Civic leaders to clean up polluted rivers, improve sewerage system
PUDONG authorities have decided to clean the area’s rivers and waterways this year. Civic leaders have vowed to get rid of black sludge and improve water quality by the end of the year.
Separate solutions will be drawn up for each waterway. The government will build more water conservation facilities, further regulate enterprises over their drainage and improve the sewerage network.
Authorities have discovered 752 polluted and foul-smelling waterways in the new area — 279 of which are heavily-polluted.

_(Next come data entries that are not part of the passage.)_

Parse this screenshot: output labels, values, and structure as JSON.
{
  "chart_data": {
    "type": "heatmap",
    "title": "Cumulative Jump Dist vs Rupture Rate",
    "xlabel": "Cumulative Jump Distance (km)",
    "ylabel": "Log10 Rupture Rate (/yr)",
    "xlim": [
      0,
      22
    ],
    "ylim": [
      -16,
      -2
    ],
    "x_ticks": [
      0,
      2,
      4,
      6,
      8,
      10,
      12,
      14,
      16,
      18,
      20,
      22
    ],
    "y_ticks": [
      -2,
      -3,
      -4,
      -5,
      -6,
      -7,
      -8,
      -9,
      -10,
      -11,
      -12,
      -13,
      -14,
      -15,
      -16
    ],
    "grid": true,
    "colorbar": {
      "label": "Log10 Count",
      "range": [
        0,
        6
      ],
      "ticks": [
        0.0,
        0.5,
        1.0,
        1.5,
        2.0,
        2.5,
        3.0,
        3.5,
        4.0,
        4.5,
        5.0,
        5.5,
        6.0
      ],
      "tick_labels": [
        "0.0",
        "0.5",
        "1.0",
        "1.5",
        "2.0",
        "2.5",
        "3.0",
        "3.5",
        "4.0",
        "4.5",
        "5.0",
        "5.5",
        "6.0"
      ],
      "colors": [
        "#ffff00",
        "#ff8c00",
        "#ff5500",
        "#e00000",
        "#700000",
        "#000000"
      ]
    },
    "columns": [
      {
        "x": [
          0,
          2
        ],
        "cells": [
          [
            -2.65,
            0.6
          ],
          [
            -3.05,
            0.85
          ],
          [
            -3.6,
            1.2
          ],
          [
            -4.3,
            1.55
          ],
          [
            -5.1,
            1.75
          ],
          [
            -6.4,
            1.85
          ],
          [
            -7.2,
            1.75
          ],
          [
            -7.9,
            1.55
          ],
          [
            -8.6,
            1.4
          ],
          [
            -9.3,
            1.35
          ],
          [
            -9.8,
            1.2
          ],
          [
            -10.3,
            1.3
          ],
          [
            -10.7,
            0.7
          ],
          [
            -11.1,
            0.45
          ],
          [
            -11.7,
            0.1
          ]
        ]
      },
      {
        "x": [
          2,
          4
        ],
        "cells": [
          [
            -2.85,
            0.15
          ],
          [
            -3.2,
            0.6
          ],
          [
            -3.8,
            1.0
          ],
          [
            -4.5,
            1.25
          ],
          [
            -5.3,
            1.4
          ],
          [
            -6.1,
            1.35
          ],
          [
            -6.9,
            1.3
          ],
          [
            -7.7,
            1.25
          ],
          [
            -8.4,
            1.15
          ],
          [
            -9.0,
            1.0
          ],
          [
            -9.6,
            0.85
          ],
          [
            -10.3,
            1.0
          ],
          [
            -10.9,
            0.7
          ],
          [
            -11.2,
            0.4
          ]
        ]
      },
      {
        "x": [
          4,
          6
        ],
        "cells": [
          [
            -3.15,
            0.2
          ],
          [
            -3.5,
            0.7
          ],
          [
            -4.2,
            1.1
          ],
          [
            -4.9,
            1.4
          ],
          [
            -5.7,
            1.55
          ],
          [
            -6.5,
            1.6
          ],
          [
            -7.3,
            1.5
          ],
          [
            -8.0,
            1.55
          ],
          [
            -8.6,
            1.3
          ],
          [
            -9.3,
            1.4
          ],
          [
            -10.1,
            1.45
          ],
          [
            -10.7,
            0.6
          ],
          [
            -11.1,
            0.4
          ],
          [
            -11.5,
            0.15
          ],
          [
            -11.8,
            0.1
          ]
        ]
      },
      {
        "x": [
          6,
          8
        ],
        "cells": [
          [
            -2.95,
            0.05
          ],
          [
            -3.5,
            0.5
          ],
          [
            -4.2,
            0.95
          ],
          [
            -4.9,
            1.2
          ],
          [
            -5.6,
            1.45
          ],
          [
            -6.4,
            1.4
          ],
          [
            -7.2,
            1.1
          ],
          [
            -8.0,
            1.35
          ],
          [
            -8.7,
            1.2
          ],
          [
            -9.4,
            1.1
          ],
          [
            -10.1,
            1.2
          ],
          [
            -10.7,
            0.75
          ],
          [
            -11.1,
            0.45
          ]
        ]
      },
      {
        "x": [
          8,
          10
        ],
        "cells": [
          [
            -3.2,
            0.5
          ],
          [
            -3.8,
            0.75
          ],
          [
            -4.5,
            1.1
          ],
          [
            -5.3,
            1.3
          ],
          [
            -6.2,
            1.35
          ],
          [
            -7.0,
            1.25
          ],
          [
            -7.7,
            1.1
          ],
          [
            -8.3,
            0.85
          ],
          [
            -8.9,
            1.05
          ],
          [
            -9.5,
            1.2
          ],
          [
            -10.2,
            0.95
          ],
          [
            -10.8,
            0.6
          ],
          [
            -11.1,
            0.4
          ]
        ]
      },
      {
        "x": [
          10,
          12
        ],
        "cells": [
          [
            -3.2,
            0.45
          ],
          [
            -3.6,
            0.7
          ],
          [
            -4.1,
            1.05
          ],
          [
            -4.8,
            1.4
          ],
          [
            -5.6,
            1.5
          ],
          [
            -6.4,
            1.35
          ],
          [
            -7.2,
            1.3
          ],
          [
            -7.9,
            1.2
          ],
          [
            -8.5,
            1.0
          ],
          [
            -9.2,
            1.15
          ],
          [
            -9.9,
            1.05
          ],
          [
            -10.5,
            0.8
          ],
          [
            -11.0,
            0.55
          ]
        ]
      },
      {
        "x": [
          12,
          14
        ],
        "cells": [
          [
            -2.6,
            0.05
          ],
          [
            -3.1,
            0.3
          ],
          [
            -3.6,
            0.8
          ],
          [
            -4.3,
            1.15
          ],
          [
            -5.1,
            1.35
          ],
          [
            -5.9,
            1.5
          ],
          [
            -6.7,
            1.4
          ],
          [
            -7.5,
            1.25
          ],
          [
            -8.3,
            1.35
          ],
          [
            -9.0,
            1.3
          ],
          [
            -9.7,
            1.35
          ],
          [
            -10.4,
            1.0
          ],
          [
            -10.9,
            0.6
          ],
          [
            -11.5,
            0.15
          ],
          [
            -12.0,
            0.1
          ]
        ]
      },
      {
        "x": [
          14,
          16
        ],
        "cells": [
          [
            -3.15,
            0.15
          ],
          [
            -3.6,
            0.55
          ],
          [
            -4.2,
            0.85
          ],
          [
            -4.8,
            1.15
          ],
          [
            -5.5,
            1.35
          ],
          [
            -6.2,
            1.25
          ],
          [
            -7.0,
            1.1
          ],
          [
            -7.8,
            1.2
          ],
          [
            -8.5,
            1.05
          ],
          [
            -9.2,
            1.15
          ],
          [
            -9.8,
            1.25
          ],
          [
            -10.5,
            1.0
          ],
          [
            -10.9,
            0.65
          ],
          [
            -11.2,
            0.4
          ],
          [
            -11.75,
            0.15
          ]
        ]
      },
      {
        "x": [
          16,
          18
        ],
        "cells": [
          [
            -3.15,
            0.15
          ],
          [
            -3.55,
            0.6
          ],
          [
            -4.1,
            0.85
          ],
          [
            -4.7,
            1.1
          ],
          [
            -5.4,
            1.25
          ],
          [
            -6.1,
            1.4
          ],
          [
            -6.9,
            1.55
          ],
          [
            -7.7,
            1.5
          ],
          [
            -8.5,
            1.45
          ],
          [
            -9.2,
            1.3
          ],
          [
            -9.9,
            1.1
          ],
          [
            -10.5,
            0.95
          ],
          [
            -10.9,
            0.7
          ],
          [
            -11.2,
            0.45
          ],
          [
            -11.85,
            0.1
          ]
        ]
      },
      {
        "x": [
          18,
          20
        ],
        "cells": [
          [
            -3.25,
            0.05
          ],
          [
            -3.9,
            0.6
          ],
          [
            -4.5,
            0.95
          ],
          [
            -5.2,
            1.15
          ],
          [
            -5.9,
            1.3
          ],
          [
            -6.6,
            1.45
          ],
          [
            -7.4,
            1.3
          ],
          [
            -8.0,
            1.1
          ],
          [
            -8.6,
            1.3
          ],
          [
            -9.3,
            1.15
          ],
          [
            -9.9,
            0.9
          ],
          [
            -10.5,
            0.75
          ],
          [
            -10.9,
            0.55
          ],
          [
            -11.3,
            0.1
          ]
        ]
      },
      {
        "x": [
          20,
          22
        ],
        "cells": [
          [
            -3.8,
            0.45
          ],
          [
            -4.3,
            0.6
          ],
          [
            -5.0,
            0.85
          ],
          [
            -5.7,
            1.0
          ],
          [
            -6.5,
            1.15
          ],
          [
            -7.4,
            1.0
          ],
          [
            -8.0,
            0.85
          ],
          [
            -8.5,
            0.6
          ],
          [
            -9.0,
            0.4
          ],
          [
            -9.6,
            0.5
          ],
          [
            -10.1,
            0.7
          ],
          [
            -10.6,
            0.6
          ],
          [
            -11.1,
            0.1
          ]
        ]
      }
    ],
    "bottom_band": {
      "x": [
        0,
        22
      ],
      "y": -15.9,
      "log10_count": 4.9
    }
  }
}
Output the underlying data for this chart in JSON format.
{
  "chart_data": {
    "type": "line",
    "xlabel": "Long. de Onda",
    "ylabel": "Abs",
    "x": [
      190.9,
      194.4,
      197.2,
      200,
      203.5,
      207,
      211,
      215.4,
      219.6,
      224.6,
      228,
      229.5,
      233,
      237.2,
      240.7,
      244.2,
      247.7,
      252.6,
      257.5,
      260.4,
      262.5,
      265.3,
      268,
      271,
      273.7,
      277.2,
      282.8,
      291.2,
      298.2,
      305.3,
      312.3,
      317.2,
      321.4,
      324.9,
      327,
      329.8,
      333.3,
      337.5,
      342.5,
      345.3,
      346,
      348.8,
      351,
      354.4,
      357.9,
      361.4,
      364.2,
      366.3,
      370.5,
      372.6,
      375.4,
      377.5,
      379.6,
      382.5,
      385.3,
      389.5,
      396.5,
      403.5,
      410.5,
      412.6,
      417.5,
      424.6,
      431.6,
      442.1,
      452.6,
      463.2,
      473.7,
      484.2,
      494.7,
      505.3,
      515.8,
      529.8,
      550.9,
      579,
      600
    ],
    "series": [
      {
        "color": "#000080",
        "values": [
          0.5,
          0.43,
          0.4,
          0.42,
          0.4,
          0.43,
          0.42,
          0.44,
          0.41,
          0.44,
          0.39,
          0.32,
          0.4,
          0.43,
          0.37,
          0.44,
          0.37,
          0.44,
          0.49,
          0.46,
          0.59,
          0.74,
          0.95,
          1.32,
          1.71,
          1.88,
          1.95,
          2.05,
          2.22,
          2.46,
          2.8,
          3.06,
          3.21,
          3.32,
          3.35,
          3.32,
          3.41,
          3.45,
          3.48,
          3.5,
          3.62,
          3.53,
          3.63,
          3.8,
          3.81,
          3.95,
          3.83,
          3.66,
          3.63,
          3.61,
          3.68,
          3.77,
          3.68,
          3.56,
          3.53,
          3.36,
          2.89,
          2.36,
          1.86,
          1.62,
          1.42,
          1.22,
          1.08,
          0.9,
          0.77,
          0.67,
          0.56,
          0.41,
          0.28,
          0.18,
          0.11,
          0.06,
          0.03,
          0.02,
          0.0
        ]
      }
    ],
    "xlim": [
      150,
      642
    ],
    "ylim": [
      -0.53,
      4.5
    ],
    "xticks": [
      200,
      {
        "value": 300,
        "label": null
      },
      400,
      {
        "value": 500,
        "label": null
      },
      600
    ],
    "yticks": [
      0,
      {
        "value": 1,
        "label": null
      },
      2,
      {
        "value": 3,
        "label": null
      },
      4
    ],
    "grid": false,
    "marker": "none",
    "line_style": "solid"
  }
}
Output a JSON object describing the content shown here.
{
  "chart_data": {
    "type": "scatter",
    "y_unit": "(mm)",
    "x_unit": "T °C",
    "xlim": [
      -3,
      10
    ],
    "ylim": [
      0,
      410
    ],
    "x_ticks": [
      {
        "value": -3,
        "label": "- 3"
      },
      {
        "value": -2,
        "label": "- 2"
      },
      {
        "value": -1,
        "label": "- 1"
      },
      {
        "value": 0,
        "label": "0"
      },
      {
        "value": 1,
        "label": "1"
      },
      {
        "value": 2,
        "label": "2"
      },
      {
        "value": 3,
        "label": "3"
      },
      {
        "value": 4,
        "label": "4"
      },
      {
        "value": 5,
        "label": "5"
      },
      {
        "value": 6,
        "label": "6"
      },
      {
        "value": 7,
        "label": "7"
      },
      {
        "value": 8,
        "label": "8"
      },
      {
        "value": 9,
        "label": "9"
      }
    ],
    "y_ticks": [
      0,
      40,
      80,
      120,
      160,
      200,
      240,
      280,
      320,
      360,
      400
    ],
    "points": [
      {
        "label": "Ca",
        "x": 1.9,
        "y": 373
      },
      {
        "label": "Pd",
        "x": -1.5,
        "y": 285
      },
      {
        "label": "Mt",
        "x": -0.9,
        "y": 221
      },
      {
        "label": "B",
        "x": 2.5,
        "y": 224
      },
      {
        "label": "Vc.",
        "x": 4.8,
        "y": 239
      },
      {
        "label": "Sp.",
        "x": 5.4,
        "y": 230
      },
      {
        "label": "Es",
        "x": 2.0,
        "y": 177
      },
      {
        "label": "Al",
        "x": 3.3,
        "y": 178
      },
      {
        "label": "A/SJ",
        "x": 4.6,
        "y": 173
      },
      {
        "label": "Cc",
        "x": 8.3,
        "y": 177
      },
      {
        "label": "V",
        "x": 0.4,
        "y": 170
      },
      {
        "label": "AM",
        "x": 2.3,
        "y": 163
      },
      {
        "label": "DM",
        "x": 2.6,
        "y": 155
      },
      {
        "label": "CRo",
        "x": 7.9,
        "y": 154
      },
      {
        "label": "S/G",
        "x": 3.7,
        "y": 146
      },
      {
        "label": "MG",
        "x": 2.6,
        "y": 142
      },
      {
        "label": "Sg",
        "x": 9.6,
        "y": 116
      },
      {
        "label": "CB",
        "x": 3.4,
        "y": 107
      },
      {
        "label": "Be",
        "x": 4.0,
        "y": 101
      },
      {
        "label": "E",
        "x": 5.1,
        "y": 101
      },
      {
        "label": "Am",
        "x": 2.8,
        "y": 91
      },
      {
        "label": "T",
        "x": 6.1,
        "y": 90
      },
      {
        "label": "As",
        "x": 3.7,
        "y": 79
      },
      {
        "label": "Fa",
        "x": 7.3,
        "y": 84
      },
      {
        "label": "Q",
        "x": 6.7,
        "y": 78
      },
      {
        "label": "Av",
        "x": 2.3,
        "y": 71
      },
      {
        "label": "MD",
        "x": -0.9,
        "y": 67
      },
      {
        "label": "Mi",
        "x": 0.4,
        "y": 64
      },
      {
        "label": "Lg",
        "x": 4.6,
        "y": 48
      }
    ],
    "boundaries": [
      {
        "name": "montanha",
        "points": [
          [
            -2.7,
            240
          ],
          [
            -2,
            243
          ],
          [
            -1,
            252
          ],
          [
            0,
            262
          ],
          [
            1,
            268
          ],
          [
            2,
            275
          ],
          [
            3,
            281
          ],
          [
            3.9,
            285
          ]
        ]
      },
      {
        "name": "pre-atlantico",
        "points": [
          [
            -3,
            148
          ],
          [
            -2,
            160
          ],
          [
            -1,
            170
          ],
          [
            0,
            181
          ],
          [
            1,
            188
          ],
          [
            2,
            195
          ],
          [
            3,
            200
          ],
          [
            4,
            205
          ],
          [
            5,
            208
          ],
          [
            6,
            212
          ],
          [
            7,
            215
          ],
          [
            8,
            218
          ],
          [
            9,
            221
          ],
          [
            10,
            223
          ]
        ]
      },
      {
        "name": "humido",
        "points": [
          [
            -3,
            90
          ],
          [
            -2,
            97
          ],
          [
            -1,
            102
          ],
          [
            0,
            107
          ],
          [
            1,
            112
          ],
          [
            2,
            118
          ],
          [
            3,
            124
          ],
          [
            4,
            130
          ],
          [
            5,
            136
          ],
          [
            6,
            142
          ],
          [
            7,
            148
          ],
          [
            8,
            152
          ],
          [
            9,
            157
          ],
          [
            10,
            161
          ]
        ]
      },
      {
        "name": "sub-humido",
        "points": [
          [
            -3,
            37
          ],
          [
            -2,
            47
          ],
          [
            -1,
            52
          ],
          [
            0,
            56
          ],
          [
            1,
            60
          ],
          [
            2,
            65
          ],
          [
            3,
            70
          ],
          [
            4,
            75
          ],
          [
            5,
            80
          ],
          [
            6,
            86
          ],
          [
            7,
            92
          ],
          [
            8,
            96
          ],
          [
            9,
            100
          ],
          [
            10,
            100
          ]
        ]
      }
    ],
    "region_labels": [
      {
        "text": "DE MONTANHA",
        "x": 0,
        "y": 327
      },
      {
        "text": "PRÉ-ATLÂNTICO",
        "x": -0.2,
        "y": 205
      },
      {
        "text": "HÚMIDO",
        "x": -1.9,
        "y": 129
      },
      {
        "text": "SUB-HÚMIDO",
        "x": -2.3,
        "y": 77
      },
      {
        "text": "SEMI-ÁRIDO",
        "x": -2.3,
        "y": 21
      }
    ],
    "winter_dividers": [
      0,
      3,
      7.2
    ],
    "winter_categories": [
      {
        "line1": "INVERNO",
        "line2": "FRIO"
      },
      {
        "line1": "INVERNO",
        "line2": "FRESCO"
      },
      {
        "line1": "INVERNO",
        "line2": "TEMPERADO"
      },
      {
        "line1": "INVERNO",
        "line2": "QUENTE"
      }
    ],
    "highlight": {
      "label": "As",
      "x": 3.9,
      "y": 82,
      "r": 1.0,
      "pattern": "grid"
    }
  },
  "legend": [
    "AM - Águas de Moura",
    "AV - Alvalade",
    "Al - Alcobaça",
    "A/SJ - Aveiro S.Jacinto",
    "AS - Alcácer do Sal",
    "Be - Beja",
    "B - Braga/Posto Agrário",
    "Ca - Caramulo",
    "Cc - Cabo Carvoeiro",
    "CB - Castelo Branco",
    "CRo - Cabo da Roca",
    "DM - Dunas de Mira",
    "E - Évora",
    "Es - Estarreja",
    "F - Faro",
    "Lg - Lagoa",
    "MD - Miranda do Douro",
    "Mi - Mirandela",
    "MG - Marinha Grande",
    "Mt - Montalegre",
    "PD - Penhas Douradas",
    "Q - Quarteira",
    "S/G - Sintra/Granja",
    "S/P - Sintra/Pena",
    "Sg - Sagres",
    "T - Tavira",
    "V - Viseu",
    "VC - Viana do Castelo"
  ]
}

Most of them are near urban-rural areas, satellite towns, industrial sites and livestock farms. These will be the main target of the water clean-up campaign.
The major clean-up measures include dredging polluted rivers, removing floating pollutants and building separate sewerage and rainwater pipes, as well as demolishing illegal structures on the riverbanks.
Some dead-end rivers, prone to stinking, will be unblocked.
Pudong area leaders are appointed “heads of rivers” to take responsibility within various jurisdictions of the new area.
Authorities plan to take various measures, including dividing waterways into several sections to dredge them, rebuilding riverbanks, planting trees and building new bridges and levees.
At the same time, illegal structures responsible for the pollution of some rivers in Pudong will be dismantled.
Riverbanks once occupied by illegal houses that discharged daily waste into the water will get sewerage pipelines and trees will be planted.
About 240 kilometers of sewers are to be built across Shanghai by 2020, when more than 95 percent of waste water will be collected and treated, according to the authorities.
Several major polluted rivers in Jiading, Qingpu, Songjiang and Minhang districts have already been purified as demonstration projects.
China classifies water quality into six grades. Grade 1 is potable after minimal treatment, while grade 6 is severely contaminated.
According to a recent survey, half of local rivers were rated at grade 5, while excessive nitrogen and phosphorus pollutants had been found in most waterways.
The percentage of heavily polluted rivers in Shanghai — those rated grade 5 — has been cut by 22 percentage points from 2015 to 35 percent by the end of October.
Shanghai Party Secretary Han Zheng has said the city aims to clean up the polluted and odorous rivers by the end of the year, while eliminating all grade 5 rated rivers by 2020. By then, all rivers in Shanghai are expected to meet city and national standards.